Canada’s Olymel ships pigs to U.S. after coronavirus outbreak closes plant

photo: Farm Credit Canada
photo: Farm Credit Canada

Canada’s Olymel LP said on Friday it was shipping pigs to the United States to help clear a backlog of hogs after it had to temporarily close its Red Deer, Alberta, slaughter plant because of a coronavirus outbreak

by Rod Nickel & Tom Polansek – Reuters

Olymel shut the plant on Wednesday and declared force majeure – unforeseeable circumstances that prevent contract fulfilment. Alberta’s health department knows of 426 infections linked to the outbreak, including one death, spokesman Tom McMillan said.

The virus spread fast last spring in Canadian and U.S. meat plants, where people typically work closely together. Cargill Inc temporarily closed a Guelph, Ontario, beef plant in December.

The Alberta backlog amounts to 80,000-90,000 hogs, and Olymel hopes to clear it four to five weeks after the plant reopens, spokesman Richard Vigneault said, adding the timing of reopening was unclear. Olymel has begun shipping pigs that it raised on its own farms to U.S. packers, he said.

“The federal government is assessing the situation and will provide funding if needed”
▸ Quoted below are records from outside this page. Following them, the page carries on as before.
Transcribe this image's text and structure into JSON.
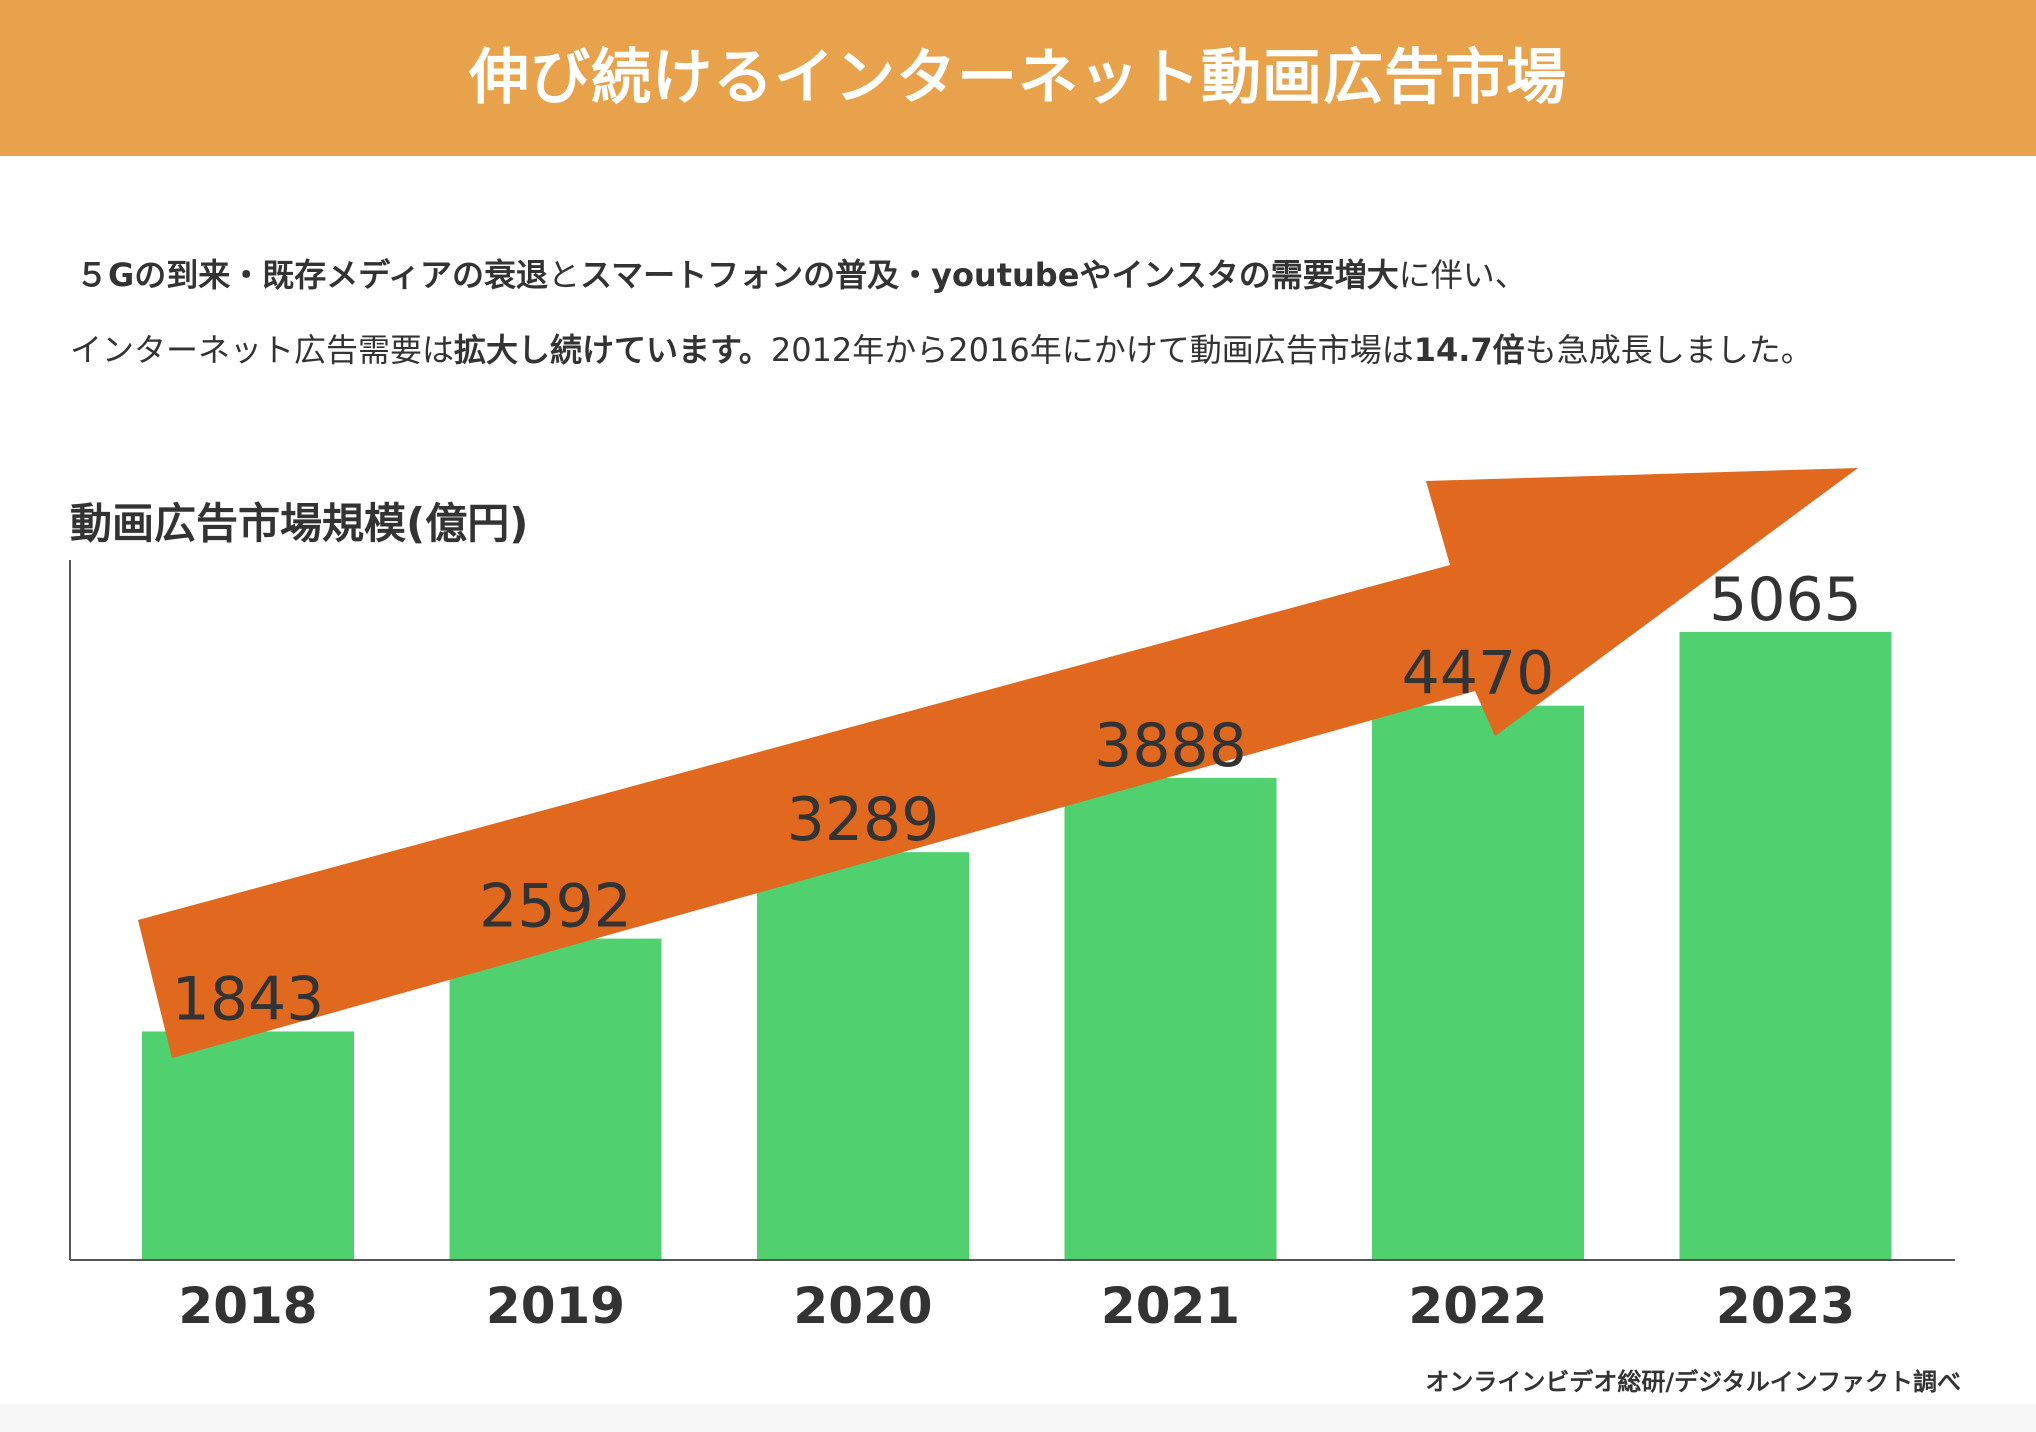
{
  "header": {
    "title": "伸び続けるインターネット動画広告市場"
  },
  "description": {
    "line1": [
      {
        "text": "５Gの到来・既存メディアの衰退",
        "bold": true
      },
      {
        "text": "と",
        "bold": false
      },
      {
        "text": "スマートフォンの普及・youtubeやインスタの需要増大",
        "bold": true
      },
      {
        "text": "に伴い、",
        "bold": false
      }
    ],
    "line2": [
      {
        "text": "インターネット広告需要は",
        "bold": false
      },
      {
        "text": "拡大し続けています。",
        "bold": true
      },
      {
        "text": "2012年から2016年にかけて動画広告市場は",
        "bold": false
      },
      {
        "text": "14.7倍",
        "bold": true
      },
      {
        "text": "も急成長しました。",
        "bold": false
      }
    ]
  },
  "source": "オンラインビデオ総研/デジタルインファクト調べ",
  "colors": {
    "header": "#E8A24B",
    "bar": "#50D06E",
    "arrow": "#E0681F",
    "text": "#333333"
  },
  "chart_data": {
    "type": "bar",
    "title": "動画広告市場規模(億円)",
    "categories": [
      "2018",
      "2019",
      "2020",
      "2021",
      "2022",
      "2023"
    ],
    "values": [
      1843,
      2592,
      3289,
      3888,
      4470,
      5065
    ],
    "data_labels": true,
    "ylim": [
      0,
      6000
    ],
    "grid": false,
    "legend": "none",
    "annotations": [
      "upward-trend-arrow"
    ]
  }
}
If the closure lasts longer than two weeks, costs and pigs will add up quickly, said Darcy Fitzgerald, executive director of Alberta Pork. The farmer group has asked Ottawa to offset extra feed and transport costs, he said.

The federal government is assessing the situation and will provide funding if needed, Agriculture Minister Marie-Claude Bibeau said.

Vigneault said Olymel has laid off the plant’s 1,850 workers. The facility can slaughter 45,000 hogs weekly.

Rival Maple Leaf Foods has increased processing modestly at Brandon, Manitoba to ease the backlog, Vice-President Janet Riley said.

Canada is the world’s third-largest pork exporter.

U.S. pork processors should be able to handle the influx of Canadian hogs if the animals are ready for slaughter over several weeks, said Altin Kalo, agricultural economist for Steiner Consulting.

The United States typically imports 100,000 hogs a week from Canada, according to U.S. government data.

U.S. pork companies have been slaughtering about 2.6 million to 2.7 million hogs per week.